Written by Mr. Woo Tae-hee, Vice Minister for Energy and Trade

Vice Minister for Energy and Trade Woo Tae-hee

Vice Minister for Energy and Trade Woo Tae-hee

Since the Paris Climate Agreement last year, Korea has been sparing no effort to take preemptive policy action to brace for a low-carbon economy.

The Ministry of Industry, Trade and Energy has been formulating policies to develop new energy businesses and putting them into practice with the aim of not only fighting climate change, but also nurturing the nation’s new growth engine.

In September, it will have a chance to present its roadmap for the new energy industry development to the world through four international energy conferences to be held in Korea.

The 2016 Global Green Growth Week, which will be held on Jejudo on Sept. 5 ~ 9, will draw global leaders from the government and business sectors to seek and identify fundamental climate change solutions.

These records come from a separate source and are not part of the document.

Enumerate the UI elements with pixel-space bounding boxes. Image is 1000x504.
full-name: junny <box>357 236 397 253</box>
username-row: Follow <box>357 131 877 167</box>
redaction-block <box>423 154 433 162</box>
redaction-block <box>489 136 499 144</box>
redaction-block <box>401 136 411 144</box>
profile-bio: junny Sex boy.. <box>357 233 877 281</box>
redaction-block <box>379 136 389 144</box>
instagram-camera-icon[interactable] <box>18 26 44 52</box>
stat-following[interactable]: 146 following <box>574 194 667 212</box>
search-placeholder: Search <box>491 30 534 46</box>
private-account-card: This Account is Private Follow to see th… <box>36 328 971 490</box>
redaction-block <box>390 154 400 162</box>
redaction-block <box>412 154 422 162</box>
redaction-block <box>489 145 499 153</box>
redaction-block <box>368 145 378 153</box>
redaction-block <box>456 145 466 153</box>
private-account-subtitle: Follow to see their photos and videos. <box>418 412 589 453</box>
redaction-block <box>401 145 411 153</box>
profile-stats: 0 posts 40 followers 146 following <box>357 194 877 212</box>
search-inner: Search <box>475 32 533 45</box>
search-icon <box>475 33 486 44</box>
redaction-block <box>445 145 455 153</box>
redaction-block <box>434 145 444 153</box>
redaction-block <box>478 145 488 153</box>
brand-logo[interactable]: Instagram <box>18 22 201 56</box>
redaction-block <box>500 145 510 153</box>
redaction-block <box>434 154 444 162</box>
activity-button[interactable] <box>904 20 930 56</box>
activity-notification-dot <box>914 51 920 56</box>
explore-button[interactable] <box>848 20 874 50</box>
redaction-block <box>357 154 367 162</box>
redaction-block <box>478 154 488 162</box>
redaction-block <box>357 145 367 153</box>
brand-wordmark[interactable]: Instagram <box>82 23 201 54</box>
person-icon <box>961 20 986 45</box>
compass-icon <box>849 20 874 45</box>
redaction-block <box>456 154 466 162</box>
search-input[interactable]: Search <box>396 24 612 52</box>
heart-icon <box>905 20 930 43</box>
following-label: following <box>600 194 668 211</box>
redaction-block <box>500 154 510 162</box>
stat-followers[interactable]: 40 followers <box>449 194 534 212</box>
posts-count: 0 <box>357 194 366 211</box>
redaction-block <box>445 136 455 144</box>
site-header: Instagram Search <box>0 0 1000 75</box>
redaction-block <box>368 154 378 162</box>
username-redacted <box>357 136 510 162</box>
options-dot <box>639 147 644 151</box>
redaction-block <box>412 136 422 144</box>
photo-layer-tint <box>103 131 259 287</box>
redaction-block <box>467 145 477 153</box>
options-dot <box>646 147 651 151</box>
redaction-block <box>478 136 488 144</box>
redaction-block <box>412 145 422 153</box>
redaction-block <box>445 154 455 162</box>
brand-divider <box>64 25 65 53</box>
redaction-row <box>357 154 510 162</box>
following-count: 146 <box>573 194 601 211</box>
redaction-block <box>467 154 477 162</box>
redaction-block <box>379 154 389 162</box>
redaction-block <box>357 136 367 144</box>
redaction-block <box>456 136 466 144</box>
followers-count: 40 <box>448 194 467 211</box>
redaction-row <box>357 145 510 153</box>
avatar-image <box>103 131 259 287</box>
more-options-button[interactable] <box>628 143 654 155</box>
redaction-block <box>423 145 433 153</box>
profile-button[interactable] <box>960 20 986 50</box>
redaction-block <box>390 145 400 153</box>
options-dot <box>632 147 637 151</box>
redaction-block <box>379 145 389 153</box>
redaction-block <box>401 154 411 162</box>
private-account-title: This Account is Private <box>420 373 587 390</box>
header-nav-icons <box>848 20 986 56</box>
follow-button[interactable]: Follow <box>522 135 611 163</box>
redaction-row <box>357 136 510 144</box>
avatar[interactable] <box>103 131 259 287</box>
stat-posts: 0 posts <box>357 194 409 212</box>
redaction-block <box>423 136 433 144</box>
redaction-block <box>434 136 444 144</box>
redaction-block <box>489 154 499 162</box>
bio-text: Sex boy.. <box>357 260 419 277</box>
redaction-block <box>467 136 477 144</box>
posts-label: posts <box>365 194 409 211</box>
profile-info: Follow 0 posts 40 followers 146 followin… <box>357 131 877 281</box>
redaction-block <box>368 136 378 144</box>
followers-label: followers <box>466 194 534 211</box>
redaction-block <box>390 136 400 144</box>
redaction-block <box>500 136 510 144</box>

Hosted by the Seoul-based Global Green Growth Institute, the GGG Week will open the floor to participants to share thoughts on expanding investments in renewables and on implementing creative and ambitious green growth policies.

During the event, the government will present its strategy for the development of renewable energy businesses. By 2020, Korea is slated to invest approximately 30 trillion won ($27.4 billion) in renewables. Furthermore, the government will raise the ratio of energy that must be supplied by renewables in the Renewable Portfolio Standard, a globally accepted tool aimed at facilitating renewable energy, by between 0.5 and 1.0 percentage points and allow unlimited grid access to small-scale investments in renewables of less than 1 megawatt.

The Asia Power Week is another premier energy conference and will be held Sept. 20-22 in Ilsan, Gyeonggi Province. The event will put its focus on sharing technological know-how and success cases in new energy businesses, such as energy storage systems and micro-grids, among attendees.

During the event, the ministry will introduce its “green energy towns” project. The project is aimed at turning unwelcome and unwanted facilities into environmentally-friendly ones that generate green energy using renewables, thereby addressing two interlinked issues of environment and energy. So far, the Korean government has created a total of 19 green energy towns nationwide and is looking into ways to introduce this business model to other countries. Already, it concluded memoranda of understanding with Poland, Ethiopia, Mongolia and a few other countries and will look for more opportunities to share green energy towns with the world.

In the form of a roundtable, the Ministry and the US Department of Commerce will hold the 3rd Energy Industry Working Group on Sept. 21 in Seoul to share policies and expertise on drafting long-term plans for electricity demand. For Korea, the meeting will help attain accuracy and objectivity in forecasting electricity demand, thereby giving clearer guidelines for formulating the next Basic Plan on Long-Term Electricity Supply and Demand.

Another important conference coming in September is the District Heating and Cooling meeting, which will be held for the first time in Asia. The spotlight of this year’s DHC to be held on Sept. 5 in Seoul will highlight integrated energy, a critical tool for reducing greenhouse gases.

As a source capable of simultaneously producing and supplying heat and electricity, integrated energy can create a new kind of business that supplies various forms of energy. To fully leverage the potential of integrated energy, the Korean government announced in its latest plan for electricity supply and demand that it would consider combined heat and power, also known as cogeneration, as a form of distributed generation and supply 12.5 percent of Korea‘s total power generation capacity through distributed generation by 2029.

In preparation for a shift to a low-carbon economy, Korea stands at a critical juncture, when the government must show leadership and the business community must take the new opportunity. Only through such joint efforts can Korea succeed in pioneering the emerging new energy industry.

I sincerely hope that many interested companies, institutes and experts at home and abroad will take an active role and make great contributions to the upcoming energy conferences in Korea.